Albert Samaha Dresses Like Hemingway Writes
Albert Samaha, 22
Delmar Blvd. near Westgate Ave.
In an effort to celebrate the people who keep our city interesting, Daily RFT is launching a new weekly blog post, "Bold Types," featuring photos and street interviews with the fashionistas, fresh faces and free spirits of our town.
What do you do? I'm a writing fellow for the Riverfront Times.
Tell me about your sweater. It's part of a clothing line of a guy named Teddy Willingham who I met reporting a story. He's a former drug dealer and gang-banger but turned his life around, and now he's a clothing designer. The line is called ASOG, which stands for A Soldier of God. The shirts have big shiny patches on the front or back. It borders on loud, but in a tasteful way.

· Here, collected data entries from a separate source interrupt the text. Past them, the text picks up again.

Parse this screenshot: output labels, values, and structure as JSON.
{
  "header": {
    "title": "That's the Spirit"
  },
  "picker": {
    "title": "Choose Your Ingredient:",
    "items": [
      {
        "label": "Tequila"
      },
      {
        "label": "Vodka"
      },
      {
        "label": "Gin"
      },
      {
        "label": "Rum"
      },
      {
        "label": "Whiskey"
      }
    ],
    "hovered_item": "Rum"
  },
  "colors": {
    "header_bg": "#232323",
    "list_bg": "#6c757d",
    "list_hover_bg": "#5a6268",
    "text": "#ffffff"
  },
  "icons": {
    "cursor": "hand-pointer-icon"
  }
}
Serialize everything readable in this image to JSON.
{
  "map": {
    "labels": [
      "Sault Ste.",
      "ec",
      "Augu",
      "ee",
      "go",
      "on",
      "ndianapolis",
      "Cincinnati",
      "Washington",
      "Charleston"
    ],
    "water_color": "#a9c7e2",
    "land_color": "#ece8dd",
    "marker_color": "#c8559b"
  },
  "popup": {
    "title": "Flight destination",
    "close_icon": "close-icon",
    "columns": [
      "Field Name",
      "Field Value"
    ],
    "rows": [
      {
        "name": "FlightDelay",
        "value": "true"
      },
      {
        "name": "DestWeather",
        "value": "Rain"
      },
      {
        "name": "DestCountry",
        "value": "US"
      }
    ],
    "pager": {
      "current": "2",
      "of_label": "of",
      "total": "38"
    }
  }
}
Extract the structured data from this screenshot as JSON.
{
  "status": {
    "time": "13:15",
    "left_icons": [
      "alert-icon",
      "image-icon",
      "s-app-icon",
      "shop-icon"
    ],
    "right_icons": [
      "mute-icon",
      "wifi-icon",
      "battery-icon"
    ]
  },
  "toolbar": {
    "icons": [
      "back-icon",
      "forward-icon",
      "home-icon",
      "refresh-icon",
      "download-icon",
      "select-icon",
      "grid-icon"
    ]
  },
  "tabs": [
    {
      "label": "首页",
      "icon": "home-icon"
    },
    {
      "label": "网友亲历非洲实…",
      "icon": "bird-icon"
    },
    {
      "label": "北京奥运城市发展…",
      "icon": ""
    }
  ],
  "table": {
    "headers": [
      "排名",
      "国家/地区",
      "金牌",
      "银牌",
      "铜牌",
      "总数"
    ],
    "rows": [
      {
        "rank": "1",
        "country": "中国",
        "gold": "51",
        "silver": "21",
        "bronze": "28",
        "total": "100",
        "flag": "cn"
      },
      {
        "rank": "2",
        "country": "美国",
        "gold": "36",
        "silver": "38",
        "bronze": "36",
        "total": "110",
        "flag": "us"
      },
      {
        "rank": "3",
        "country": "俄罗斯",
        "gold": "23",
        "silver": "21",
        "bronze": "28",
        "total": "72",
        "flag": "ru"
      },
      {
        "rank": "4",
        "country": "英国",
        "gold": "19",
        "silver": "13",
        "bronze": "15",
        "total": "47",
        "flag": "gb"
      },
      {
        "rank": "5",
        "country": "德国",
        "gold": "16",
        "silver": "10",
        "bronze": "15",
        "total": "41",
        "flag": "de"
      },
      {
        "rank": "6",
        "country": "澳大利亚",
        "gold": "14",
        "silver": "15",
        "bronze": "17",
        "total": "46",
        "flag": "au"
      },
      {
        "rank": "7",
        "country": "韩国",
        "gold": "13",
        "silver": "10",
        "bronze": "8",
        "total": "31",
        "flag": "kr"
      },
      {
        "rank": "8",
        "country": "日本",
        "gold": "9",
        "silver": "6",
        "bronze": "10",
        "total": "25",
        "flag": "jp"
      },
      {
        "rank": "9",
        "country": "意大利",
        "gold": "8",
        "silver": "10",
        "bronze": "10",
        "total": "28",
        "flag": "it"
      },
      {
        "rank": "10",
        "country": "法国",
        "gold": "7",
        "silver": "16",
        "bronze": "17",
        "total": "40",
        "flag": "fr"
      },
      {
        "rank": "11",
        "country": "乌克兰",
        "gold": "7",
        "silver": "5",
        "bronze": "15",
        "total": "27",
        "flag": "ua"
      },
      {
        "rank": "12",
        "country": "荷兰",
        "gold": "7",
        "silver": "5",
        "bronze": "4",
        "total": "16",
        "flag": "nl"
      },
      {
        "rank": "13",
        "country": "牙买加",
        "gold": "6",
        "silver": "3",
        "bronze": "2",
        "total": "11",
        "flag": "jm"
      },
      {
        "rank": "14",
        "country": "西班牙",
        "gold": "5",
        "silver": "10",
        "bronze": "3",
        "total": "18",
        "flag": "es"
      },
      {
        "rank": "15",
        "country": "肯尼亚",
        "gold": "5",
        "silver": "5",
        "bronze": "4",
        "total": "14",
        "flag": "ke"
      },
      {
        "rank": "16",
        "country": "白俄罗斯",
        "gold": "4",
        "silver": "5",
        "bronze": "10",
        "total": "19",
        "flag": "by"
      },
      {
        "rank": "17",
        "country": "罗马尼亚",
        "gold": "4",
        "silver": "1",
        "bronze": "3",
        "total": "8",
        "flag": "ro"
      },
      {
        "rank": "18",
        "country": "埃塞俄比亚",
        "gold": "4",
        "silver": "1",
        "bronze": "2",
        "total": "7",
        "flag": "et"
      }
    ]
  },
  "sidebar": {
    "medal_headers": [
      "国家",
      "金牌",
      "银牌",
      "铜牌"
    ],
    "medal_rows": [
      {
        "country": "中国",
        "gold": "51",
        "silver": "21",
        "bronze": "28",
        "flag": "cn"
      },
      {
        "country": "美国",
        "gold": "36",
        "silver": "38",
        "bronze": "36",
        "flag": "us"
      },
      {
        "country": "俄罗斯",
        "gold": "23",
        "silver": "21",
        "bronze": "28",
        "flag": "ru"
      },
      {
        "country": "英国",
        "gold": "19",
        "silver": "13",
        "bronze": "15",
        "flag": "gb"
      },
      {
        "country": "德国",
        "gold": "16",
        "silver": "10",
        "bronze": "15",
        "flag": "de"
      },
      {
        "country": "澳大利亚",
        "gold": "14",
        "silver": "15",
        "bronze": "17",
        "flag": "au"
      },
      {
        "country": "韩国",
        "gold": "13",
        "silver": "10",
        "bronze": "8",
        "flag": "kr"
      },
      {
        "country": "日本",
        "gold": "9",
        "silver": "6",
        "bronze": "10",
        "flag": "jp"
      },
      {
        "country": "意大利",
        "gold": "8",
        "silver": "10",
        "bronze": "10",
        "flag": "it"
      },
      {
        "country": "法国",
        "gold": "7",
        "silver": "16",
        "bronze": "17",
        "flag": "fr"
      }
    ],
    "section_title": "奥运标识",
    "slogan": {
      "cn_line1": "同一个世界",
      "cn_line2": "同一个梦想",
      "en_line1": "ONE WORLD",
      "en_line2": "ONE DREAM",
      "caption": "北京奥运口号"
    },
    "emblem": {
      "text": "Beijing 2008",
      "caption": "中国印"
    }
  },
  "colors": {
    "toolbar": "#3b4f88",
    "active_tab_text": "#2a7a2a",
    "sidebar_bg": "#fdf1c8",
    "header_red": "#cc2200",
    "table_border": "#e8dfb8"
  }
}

What was the story about? A community organizer named James Clark and SLU criminologist named Norm White have constructed an innovative crime-fighting strategy by channeling as many resources and volunteers as possible into narrow pockets within communities. Teddy Willingham was one of the kids who used to work with James Clark, but now he's in his 30s. (See story here.)
Does anyone ever give you crap about the sparkles on the sweater? [Laughs.] Yeah, that's apparently been the case. Not too many people can pull off a shirt like this. But it's not too sparkly. It's still muted and elegant. Nothing too extravagant.
How would you sum up your sense of style? I try to dress the way Hemingway writes: economical, minimalist, confident.
What's the most important thing you think people should know about St. Louis? It's a divided city. It's very stark how the demographics are split along Delmar. The divide has become so ubiquitous that some people write it off as pure myth, but there's a lot of reality behind it. I've lived in cities with segregated pockets within individual areas, but I've never seen it so down the middle like it is here. It reflects City Hall, political representatives and how people vote.